IP reuse is a key part of improving productivity for system-onchip (SoC) designs. Unfortunately, the main problem when reusing RTL pre-designed component arises from their integration and more particularly from the communication architecture features. System integrator can use standard interface such as Virtual Component Interface proposed by VSIA [2] and Open Core Protocol proposed by the OCPIP [3]. However in DSP applications, in addition to the protocol aspects, a SoC designer has also to synchronize the components and to buffer data to ensure the system behavior and to meet timing constraints. Virtual components are indeed delivered at the RTL level that is, following the VSIA taxonomy, the highest abstraction level for synthesizable IP models (soft cores). However, such a description may be parameterizable, it relies on a fixed architectural model with very restricted customization capabilities. This lack of flexibility of RTL IPs is especially true for the communication unit whose sequence orders and timing requirements are set. IP cores are hence connected to the SoC bus through specific interfaces [4] or wrappers [5], that adapt the system communication features to the IP core requirements: SoC integrator must manage both IP execution requirements and integration constraints. This critical step requires a good modeling of both sets of constraints and techniques to design the interface module [6]. Unfortunately, this adaptation increases the final SoC area and also decreases system performance. In some cases, the I/O timing requirements cannot be respected due to the wrapper overhead and can cause the SoC design to fail.

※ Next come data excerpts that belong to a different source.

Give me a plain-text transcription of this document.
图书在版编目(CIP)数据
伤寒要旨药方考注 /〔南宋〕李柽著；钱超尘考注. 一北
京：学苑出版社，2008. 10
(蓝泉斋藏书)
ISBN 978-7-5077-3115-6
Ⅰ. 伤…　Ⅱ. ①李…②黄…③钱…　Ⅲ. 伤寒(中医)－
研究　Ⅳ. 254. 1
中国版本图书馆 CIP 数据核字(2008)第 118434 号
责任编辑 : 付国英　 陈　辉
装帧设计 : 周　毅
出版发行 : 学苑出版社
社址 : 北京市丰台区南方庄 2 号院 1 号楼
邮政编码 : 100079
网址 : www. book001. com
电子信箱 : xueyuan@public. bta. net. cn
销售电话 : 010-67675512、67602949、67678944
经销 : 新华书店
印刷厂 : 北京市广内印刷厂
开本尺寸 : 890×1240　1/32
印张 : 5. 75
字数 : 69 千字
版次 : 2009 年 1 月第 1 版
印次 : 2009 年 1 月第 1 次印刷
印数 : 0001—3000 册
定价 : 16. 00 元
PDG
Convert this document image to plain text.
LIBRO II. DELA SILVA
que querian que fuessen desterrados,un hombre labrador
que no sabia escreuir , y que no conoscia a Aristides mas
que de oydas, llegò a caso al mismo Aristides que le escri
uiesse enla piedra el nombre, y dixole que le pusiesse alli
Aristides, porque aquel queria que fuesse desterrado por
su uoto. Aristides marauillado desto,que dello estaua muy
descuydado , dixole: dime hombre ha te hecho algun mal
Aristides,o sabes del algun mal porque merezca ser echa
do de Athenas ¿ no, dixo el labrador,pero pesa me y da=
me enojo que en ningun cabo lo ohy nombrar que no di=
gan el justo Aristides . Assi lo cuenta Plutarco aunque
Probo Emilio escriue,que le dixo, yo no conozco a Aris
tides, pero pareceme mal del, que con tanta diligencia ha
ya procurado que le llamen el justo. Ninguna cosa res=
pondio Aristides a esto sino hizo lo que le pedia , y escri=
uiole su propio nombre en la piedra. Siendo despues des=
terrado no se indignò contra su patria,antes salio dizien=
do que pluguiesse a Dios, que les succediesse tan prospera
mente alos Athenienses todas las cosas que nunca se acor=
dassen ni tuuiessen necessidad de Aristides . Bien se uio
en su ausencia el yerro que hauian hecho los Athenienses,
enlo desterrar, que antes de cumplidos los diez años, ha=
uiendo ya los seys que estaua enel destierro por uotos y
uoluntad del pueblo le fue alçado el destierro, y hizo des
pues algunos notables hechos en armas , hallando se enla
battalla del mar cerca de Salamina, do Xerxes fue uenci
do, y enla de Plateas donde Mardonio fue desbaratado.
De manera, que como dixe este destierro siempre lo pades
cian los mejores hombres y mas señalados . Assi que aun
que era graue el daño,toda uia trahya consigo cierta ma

In [8], we propose a SoC design methodology based on algorithmic IP core re-use. Based on high-level synthesis techniques under constraints, our approach aim to optimally synthesize the IP by taking into account the system integration constraints: application rate, technology, bus format, I/O timing properties specified by timing frames of transfers.

This paper is organized as follows: First in section 2 we give the problem formulation of the IP design under timing constraints. Section 3 reminds the main steps and formal models on which our design approach is based. In section 4, we show the effectiveness of our approach by presenting an integration case study of a MAP algorithm [12] into a turbo decoder architecture for decoding the error correcting codes called turbo codes [10].

#### 2. PROBLEM FORMULATION

At the application level, the SoC designer describes the system as a set of communicating functions that specify what the system is supposed to do. The application level description is refined into a system level description when choosing implementation of functions to pre-designed or not SW/HW components. Performance and cost are then the primary issues. System level description allows to trade-off throughput against memory-size: architecture design of DSP applications indeed focus on (i) avoiding bottlenecks in the buses and I/O buffers for datatransfer, (ii) the cost of data storage and (iii) respecting strict timing constraints. According to both the application and the architecture design constraints, IP cores are selected from a database. SoC communication refinement then leads to refine and determine detailed integration constraints that must be supported by the IP core. They can be for instance: 1) the communication features used for data transfer (burst type and size...); 2) timing requirements for each data or group of data transfer (transfer delay estimation, date or timing frame of transfer) 3) architecture topology (point-to-point, shared bus).

Let us consider an application composed of three functions: demodulation, turbo decoding and MPEG2 (see Fig. 1).



Fig. 1: SoC Design & Constraints refinement

The SoC integrator hence refines the IP integration constraints during the system design steps. These constraints therefore originate from the application requirements (data rate...), the architectural design criteria (area, power consumption, memory cost...), implementation choice (bus width, protocol...) and technological library. IP design constraints have to be modeled to support all the previous features and to drive efficiently the IP synthesis. The integration constraints include all the communication features but also the application rate and the technological constraints.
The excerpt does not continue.